А. Уэбб, последний переписчик местного населения, констатирует, что подобная классификация бессмысленна хотя бы потому, что индивиды «чистой расы» являются здесь исключением. В наследственную кладовую сейшельского населения внесли свой вклад французы, африканцы, малагасийцы, англичане, индийцы, китайцы и, кроме того, члены команд проходящих мимо судов всех наций мира, сосланные сюда потентаты[7]
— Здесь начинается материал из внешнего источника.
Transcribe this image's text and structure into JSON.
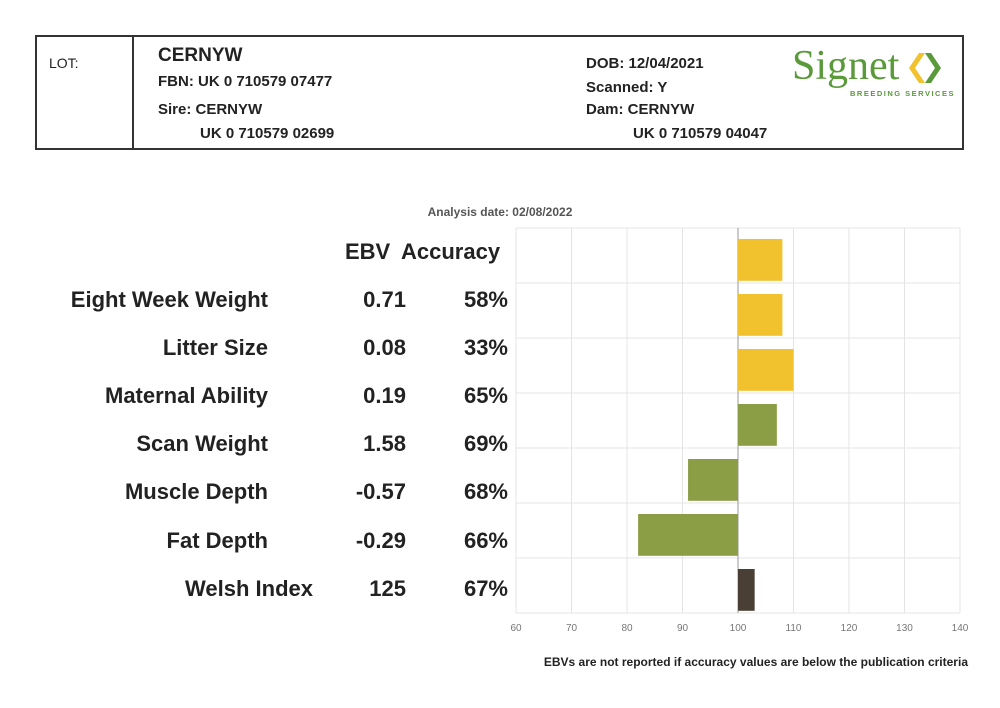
{
  "header": {
    "lot_label": "LOT:",
    "name": "CERNYW",
    "fbn": "FBN: UK 0 710579 07477",
    "sire": "Sire: CERNYW",
    "sire_id": "UK 0 710579 02699",
    "dob": "DOB: 12/04/2021",
    "scanned": "Scanned: Y",
    "dam": "Dam: CERNYW",
    "dam_id": "UK 0 710579 04047",
    "logo_main": "Signet",
    "logo_sub": "BREEDING SERVICES",
    "logo_color": "#5a9a3a"
  },
  "analysis_date": "Analysis date: 02/08/2022",
  "columns": {
    "ebv": "EBV",
    "accuracy": "Accuracy"
  },
  "footnote": "EBVs are not reported if accuracy values are below the publication criteria",
  "rows": [
    {
      "label": "Eight Week Weight",
      "ebv": "0.71",
      "accuracy": "58%"
    },
    {
      "label": "Litter Size",
      "ebv": "0.08",
      "accuracy": "33%"
    },
    {
      "label": "Maternal Ability",
      "ebv": "0.19",
      "accuracy": "65%"
    },
    {
      "label": "Scan Weight",
      "ebv": "1.58",
      "accuracy": "69%"
    },
    {
      "label": "Muscle Depth",
      "ebv": "-0.57",
      "accuracy": "68%"
    },
    {
      "label": "Fat Depth",
      "ebv": "-0.29",
      "accuracy": "66%"
    },
    {
      "label": "Welsh Index",
      "ebv": "125",
      "accuracy": "67%"
    }
  ],
  "chart_data": {
    "type": "bar",
    "orientation": "horizontal",
    "baseline": 100,
    "xlim": [
      60,
      140
    ],
    "xticks": [
      "60",
      "70",
      "80",
      "90",
      "100",
      "110",
      "120",
      "130",
      "140"
    ],
    "grid": true,
    "categories": [
      "Eight Week Weight",
      "Litter Size",
      "Maternal Ability",
      "Scan Weight",
      "Muscle Depth",
      "Fat Depth",
      "Welsh Index"
    ],
    "values": [
      108,
      108,
      110,
      107,
      91,
      82,
      103
    ],
    "colors": [
      "#f2c12e",
      "#f2c12e",
      "#f2c12e",
      "#8b9e45",
      "#8b9e45",
      "#8b9e45",
      "#4a3f35"
    ]
  }
}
из других британских владений и просто чужеземцы-путешественники. Однако здешние жители отнюдь не чувствуют себя равноправными. Англичане, верные традициям, сложившимся в начале XIX века, свысока относятся к сейшельцам всех цветов кожи. Один из моих друзей рассказал, что, посещая Лондон, он обычно сохранял благожелательность и дух коллегиальности в «Колониэл Офис», и других подобных заведениях. Но стоит ему приехать на Сейшелы, он тут же садится «на высокую лошадь» и ему становится трудно общаться с чиновниками-сейшельцами. Англичан не встретишь в баре за рюмкой вина или в местном клубе. И в то же время, приезжая на Сейшелы в качестве государственного служащего, англичанин, если у него есть дело к чиновнику высшего ранга, должен обратиться сначала к секретарю губернатора. Он не имеет права на прямой контакт с избранными народом членами Управляющего совета Сейшел.Разумеется, подобная ситуация недемократична, даже смешна в колонии, где население так малочисленно, что все знают друг друга. Но подобные явления могут быть объяснены и бюрократизмом. Более серьезная опасность, пожалуй, кроется в расовых предрассудках местного населения. Лица французского происхождения держатся на расстоянии от всех прочих. Это касается не только социальной группы, которую называют «большими белыми».